Panelists commemorate Stonewall anniversary and urge for advocacy.

click to enlarge Cole Foust, the LGBTQ+ division manager at Metro, assembled five panelists for the discussion and acted as moderator. - JENNA RIMENSNYDER
JENNA RIMENSNYDER
Cole Foust, the LGBTQ+ division manager at Metro, assembled five panelists for the discussion and acted as moderator.

Metro Inclusive Health and The Dru Project joined forces to host “Stonewall to Pulse: A Community Discussion,” which is the first-ever community-wide, intergenerational panel event featuring individuals who experienced milestones in LGBTQ+ history. 

The event was held just days before the 50th anniversary of the Stonewall Riots, which occurred on June 28, 1969, after New York City police raided the Stonewall Inn, a gay club located in Greenwich Village in New York City. The raid sparked a riot, which transitioned into six days of protests and physical altercations with police. The Stonewall Riots will be forever marked as a catalyst for the gay rights movement.

Wanting to honor its significance with the community, Cole Foust, the LGBTQ+ division manager at Metro, assembled five panelists for the discussion, including Brandon Wolf, a survivor of the 2016 Pulse Massacre; Jason Marsden, the executive director of The Matthew Shepard Foundation; Jay Chetney, a Stonewall Riots activist; trans rights advocate Kia’la Emmons; and HIV rights advocate Stephanie Stuart. 

Foust was adamant about having generations share their experiences as a way for the LGBTQ+ community to learn about and connect over events every generation should know and learn from.

Whenever Foust hosts a community program, he makes it a point to say to LGBTQ+ youth, “Hey, 50 years ago, police could have just come in here and started arresting people and start beating people and that would’ve been the norm."

It's a reality that Foust says is hard for this generation to even imagine.

“Because of people that spoke up and got involved in activist work, we can comfortably gather as LGBTQ+ people and have a safer space for us to discuss our experience and share joy,” he says.

Foust says that allow the community has made strides over the last five decades in many facets, there is still a long way to go. 

“I think that there’s kind of a misunderstanding that since we received same-sex marriage in 2015 that we’re done — that we’ve finally achieved equity and equality and that’s just not the case.”

He then goes on to explain the atrocities and violence against members of the community today.

“There are still trans women of color that are being murdered on a regular basis.
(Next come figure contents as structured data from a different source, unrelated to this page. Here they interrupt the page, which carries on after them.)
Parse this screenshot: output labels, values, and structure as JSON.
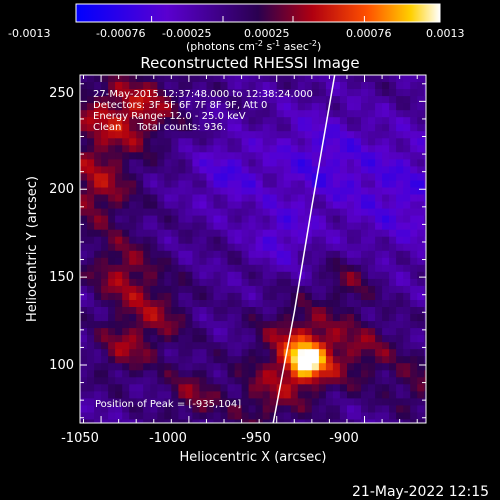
{
  "colorbar": {
    "ticks": [
      "-0.0013",
      "-0.00076",
      "-0.00025",
      "0.00025",
      "0.00076",
      "0.0013"
    ],
    "tick_values": [
      -0.0013,
      -0.00076,
      -0.00025,
      0.00025,
      0.00076,
      0.0013
    ],
    "range": [
      -0.0013,
      0.0013
    ],
    "unit_main": "(photons cm",
    "unit_exp1": "-2",
    "unit_mid": " s",
    "unit_exp2": "-1",
    "unit_asec": " asec",
    "unit_exp3": "-2",
    "unit_close": ")"
  },
  "chart_data": {
    "type": "heatmap",
    "title": "Reconstructed RHESSI Image",
    "xlabel": "Heliocentric X (arcsec)",
    "ylabel": "Heliocentric Y (arcsec)",
    "xlim": [
      -1062,
      -865
    ],
    "ylim": [
      67,
      265
    ],
    "xticks": [
      -1050,
      -1000,
      -950,
      -900
    ],
    "yticks": [
      100,
      150,
      200,
      250
    ],
    "info_lines": [
      "27-May-2015 12:37:48.000 to 12:38:24.000",
      "Detectors: 3F 5F 6F 7F 8F 9F, Att 0",
      "Energy Range: 12.0 - 25.0 keV",
      "Clean     Total counts: 936."
    ],
    "peak_label": "Position of Peak = [-935,104]",
    "peak": [
      -935,
      104
    ],
    "colormap": "blue-purple-red-yellow-white",
    "limb_line": [
      [
        -952,
        67
      ],
      [
        -940,
        130
      ],
      [
        -930,
        190
      ],
      [
        -917,
        265
      ]
    ]
  },
  "footer": {
    "date": "21-May-2022 12:15"
  }
}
We are up to six for the month of June, which is unacceptable,” Foust explains.

click to enlarge Metro Inclusive Health hosts intergenerational panel for community discussion
PHOTO COURTESY OF METRO INCLUSIVE HEALTH

Panelist Jason Marsden, the executive director of The Matthew Shepard Foundation, was also eager to speak on the mission of the organization that was founded by Matthew's parents, Judy and Dennis Shephard, as a platform to advocate for LBQTQ+ laws and a more inclusive society after their son, who was a student at the University of Wyoming, was beaten, tortured, and left to die in a hate crime in 1998.

“I like to say we persuade for people to behave the way they already know they should, but for whatever reason they don’t,” Marsden explains.
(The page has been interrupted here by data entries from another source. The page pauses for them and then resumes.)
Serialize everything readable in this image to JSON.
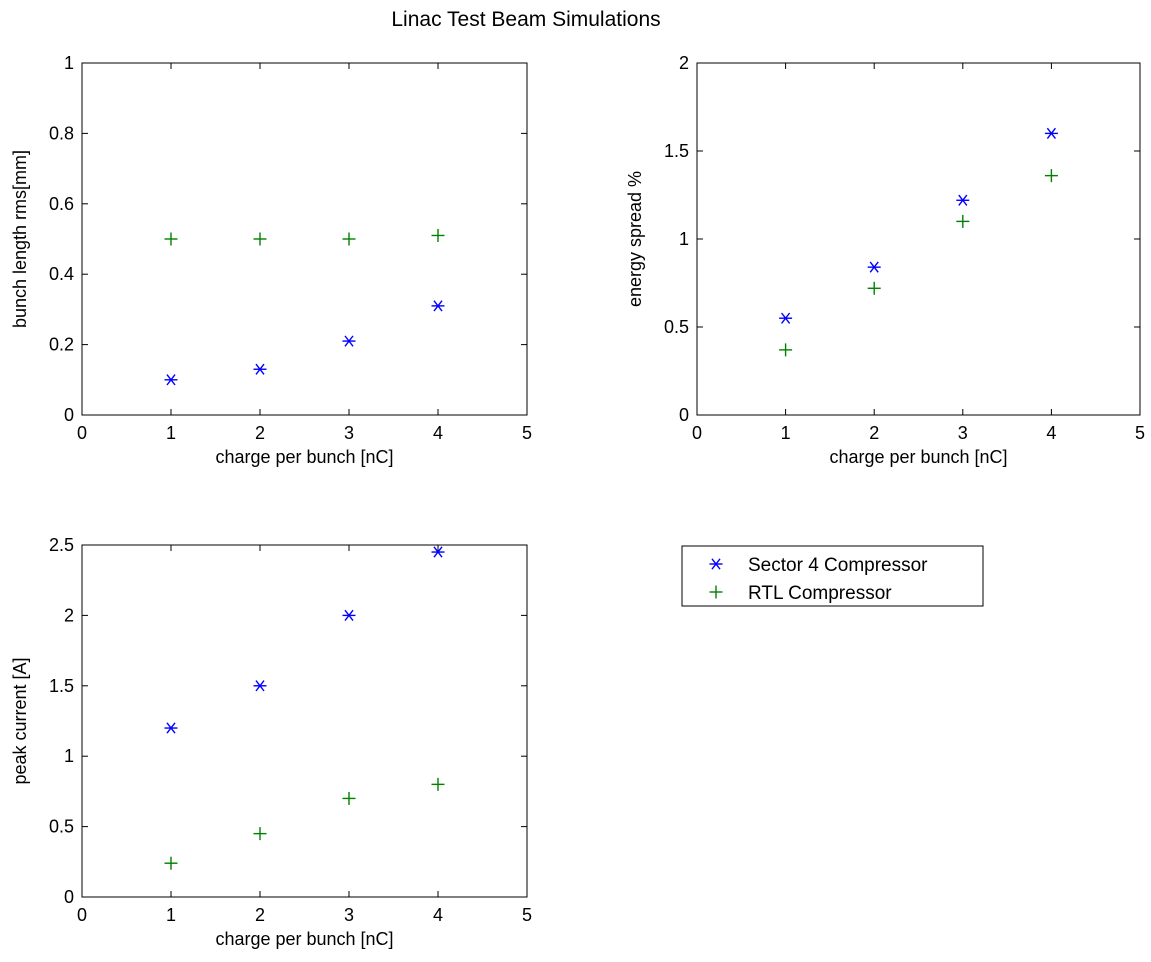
{
  "figure": {
    "title": "Linac Test Beam Simulations"
  },
  "series_styles": [
    {
      "name": "Sector 4 Compressor",
      "marker": "asterisk",
      "color": "#0000ff"
    },
    {
      "name": "RTL Compressor",
      "marker": "plus",
      "color": "#008000"
    }
  ],
  "legend": {
    "placement": "right of bottom-left plot",
    "entries": [
      "Sector 4 Compressor",
      "RTL Compressor"
    ]
  },
  "chart_data": [
    {
      "type": "scatter",
      "xlabel": "charge per bunch [nC]",
      "ylabel": "bunch length rms[mm]",
      "xlim": [
        0,
        5
      ],
      "ylim": [
        0,
        1
      ],
      "xticks": [
        0,
        1,
        2,
        3,
        4,
        5
      ],
      "yticks": [
        0,
        0.2,
        0.4,
        0.6,
        0.8,
        1
      ],
      "ytick_labels": [
        "0",
        "0.2",
        "0.4",
        "0.6",
        "0.8",
        "1"
      ],
      "grid": false,
      "x": [
        1,
        2,
        3,
        4
      ],
      "series": [
        {
          "name": "Sector 4 Compressor",
          "values": [
            0.1,
            0.13,
            0.21,
            0.31
          ]
        },
        {
          "name": "RTL Compressor",
          "values": [
            0.5,
            0.5,
            0.5,
            0.51
          ]
        }
      ]
    },
    {
      "type": "scatter",
      "xlabel": "charge per bunch [nC]",
      "ylabel": "energy spread %",
      "xlim": [
        0,
        5
      ],
      "ylim": [
        0,
        2
      ],
      "xticks": [
        0,
        1,
        2,
        3,
        4,
        5
      ],
      "yticks": [
        0,
        0.5,
        1,
        1.5,
        2
      ],
      "ytick_labels": [
        "0",
        "0.5",
        "1",
        "1.5",
        "2"
      ],
      "grid": false,
      "x": [
        1,
        2,
        3,
        4
      ],
      "series": [
        {
          "name": "Sector 4 Compressor",
          "values": [
            0.55,
            0.84,
            1.22,
            1.6
          ]
        },
        {
          "name": "RTL Compressor",
          "values": [
            0.37,
            0.72,
            1.1,
            1.36
          ]
        }
      ]
    },
    {
      "type": "scatter",
      "xlabel": "charge per bunch [nC]",
      "ylabel": "peak current [A]",
      "xlim": [
        0,
        5
      ],
      "ylim": [
        0,
        2.5
      ],
      "xticks": [
        0,
        1,
        2,
        3,
        4,
        5
      ],
      "yticks": [
        0,
        0.5,
        1,
        1.5,
        2,
        2.5
      ],
      "ytick_labels": [
        "0",
        "0.5",
        "1",
        "1.5",
        "2",
        "2.5"
      ],
      "grid": false,
      "x": [
        1,
        2,
        3,
        4
      ],
      "series": [
        {
          "name": "Sector 4 Compressor",
          "values": [
            1.2,
            1.5,
            2.0,
            2.45
          ]
        },
        {
          "name": "RTL Compressor",
          "values": [
            0.24,
            0.45,
            0.7,
            0.8
          ]
        }
      ]
    }
  ]
}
Marsden weighed in on the foundation’s initiative for hate crime prevention and bias-motivated crime, which he says is largely racial or religious, and is continuously growing.
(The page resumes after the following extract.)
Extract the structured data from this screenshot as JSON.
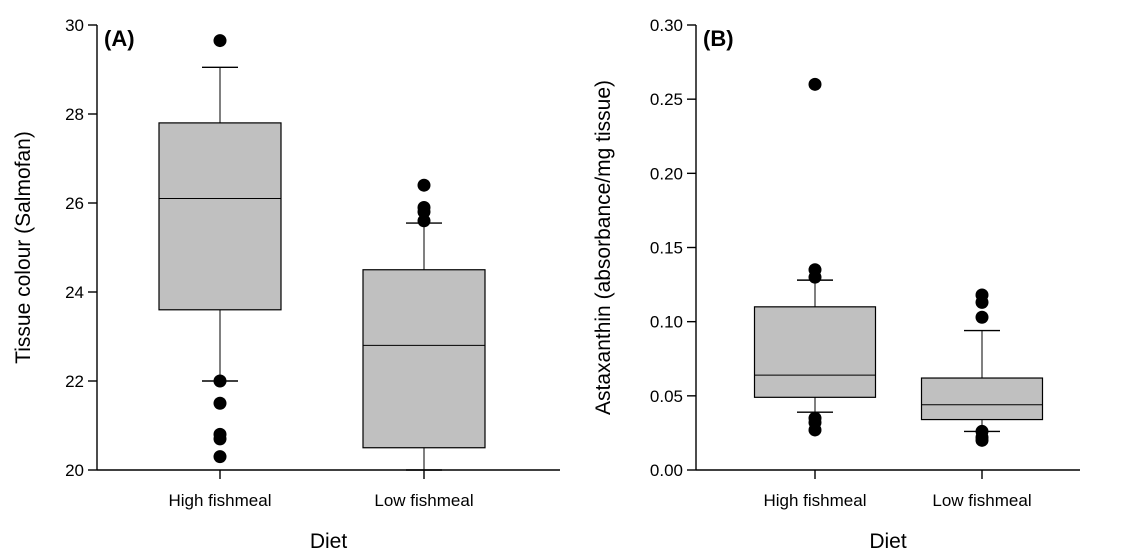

The FBI’s latest report on hate crime statistics was released in 2017 and outlined that for the third year in a row, there was a consistent increase in hate crimes. In 2017, hate crimes were up 17% over the prior year. 

“There’s something going on in our culture, there are a variety of factors ranging from our political leadership to our social atmosphere,” Marsden says. He adds that he is hopeful that the reality check from where we are as a nation will motivate allies to advocate for the LGBTQ+ community and put an end to hate crimes. 

“You are a hero to someone, you could inspire someone to be involved in the solution,” he says.

Cristina Yelvington, coordinator for LGBTQ+ Initiatives at the University of South Florida, kicked off the event with an overview of LGBTQ+ historical events, from the Stonewall Riots to the PULSE massacre.

Yelvington echoes the importance of celebrating the 50th anniversary of Stonewall, since it was a major catalyst for advocacy and political action. 

“That advocacy didn't end with stonewall. This event is so important it represents a call to action. I hope that stonewall it has a legacy for 50 more years,” Yelvington says.

When it comes to LGBTQ+ youth, Yelvington sheds light on the absence of mentorship for the community and the important role others must take on to rectify that and keep youths informed.

“The HIV/AIDS epidemic took many of our queer elders, wiped out an entire generation of mentors and elders of our community. It is so important that young people remember that history and are advocates to move the community forward,” Yelvington explains.

What Yelvington hopes is that this event leaves attendees, and Tampa Bay, energized.  

“I’m happy that Metro is taking into account spiritual and emotional community health along with physical health,” she says.